Rare Chancay Polychrome Figures Male, Female TL’d
Rare Chancay Polychrome Figures Male, Female TL’d:
Pre-Columbian, North Coast Peru, Chancay, ca. 800 to 1200 CE. An impressive and rare pair of terracotta cuchimilco figures – a male and a female – wrapped in woven textiles of orange, tan, peach, and cream hues. Both figures stand atop delineated legs and feature a welcoming pose with stubby arms outstretched and their heads pointed skyward. Their faces are comprised of almond-shaped eyes, protruding pinched noses, and petite ears. Carrying a satchel containing a dehydrated husk of maize and corn kernels, the male displays an erect phallus which projects from beneath his garments. The female exhibits pointed breasts and incised genitalia surrounded by a triangle that highlights her pubic area. Characteristically left unglazed, pigments of burnt sienna, black, grey, peach, and white decorate the white slip surface of both fascinating figures, emphasizing the whites of their eyes and teeth and also representing face and body paints. An intricately decorated headband of geometric motifs wraps around the flat head of the female figure. The male is embellished with three spikes that cap his head, acting as an elaborate coiffure or headdress, swaddled with a band of cloth. Size: 8.75″ W x 17.5″ H (22.2 cm x 44.4 cm)

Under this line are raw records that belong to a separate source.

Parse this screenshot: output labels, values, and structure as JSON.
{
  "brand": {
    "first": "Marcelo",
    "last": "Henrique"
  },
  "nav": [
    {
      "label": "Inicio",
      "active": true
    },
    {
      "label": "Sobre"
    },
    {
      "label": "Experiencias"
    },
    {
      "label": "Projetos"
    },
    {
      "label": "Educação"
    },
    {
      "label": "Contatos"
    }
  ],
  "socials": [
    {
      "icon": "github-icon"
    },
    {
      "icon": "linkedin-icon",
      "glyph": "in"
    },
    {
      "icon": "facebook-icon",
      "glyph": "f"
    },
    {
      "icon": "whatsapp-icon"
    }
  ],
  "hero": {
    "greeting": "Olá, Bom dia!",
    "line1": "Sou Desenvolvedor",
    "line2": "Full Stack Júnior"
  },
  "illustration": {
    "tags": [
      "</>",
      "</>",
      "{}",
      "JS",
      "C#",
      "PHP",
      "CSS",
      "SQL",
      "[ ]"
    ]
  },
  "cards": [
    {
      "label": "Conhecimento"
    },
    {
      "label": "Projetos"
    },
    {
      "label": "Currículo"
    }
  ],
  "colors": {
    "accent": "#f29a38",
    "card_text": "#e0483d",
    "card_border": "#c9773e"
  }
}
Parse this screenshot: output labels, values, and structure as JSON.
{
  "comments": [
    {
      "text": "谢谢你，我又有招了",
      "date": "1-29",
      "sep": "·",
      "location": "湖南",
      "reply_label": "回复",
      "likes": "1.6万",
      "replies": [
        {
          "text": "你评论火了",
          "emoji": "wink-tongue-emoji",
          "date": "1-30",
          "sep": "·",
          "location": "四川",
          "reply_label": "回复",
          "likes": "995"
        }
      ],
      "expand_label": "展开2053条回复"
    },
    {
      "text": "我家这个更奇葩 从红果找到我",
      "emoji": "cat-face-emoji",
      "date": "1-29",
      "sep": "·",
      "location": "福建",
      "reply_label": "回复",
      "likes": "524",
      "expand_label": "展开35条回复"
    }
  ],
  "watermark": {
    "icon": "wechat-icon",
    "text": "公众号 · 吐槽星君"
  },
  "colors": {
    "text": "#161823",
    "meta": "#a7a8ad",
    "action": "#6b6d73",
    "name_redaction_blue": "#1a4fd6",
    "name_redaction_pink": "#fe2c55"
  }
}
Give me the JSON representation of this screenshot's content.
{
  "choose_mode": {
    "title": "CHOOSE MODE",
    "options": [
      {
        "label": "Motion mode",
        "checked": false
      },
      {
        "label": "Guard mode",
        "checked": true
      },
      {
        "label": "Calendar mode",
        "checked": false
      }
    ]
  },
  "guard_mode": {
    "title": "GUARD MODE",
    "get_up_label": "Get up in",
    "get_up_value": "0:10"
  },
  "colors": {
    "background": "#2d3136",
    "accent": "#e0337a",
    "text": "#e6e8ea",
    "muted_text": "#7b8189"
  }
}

The Chancay people were exceptional ceramic and textile artisans, and archaeologists have often found cuchimilcos in the tombs of Chancay nobility. Some scholars believe that their outstretched hands were intended to absorb negative energy. Chancay artisans created ceramics that are quite distinctive in form and decoration – finely painted and molded with specific decorative details carefully added by hand as we see in this example.
Like these two examples, Cuchimilco figures are often found in pairs of male and female, indicating the importance of divine duality. Archeologists posit that these charming pottery figures were intended to ward off bad spirits or energies.
This piece has been tested using thermoluminescence (TL) analysis and has been found to be ancient and of the period stated. A full report will accompany purchase.
This piece has been searched against the Art Loss Register database and has been cleared. The Art Loss Register maintains the world’s largest database of stolen art, collectibles, and antiques.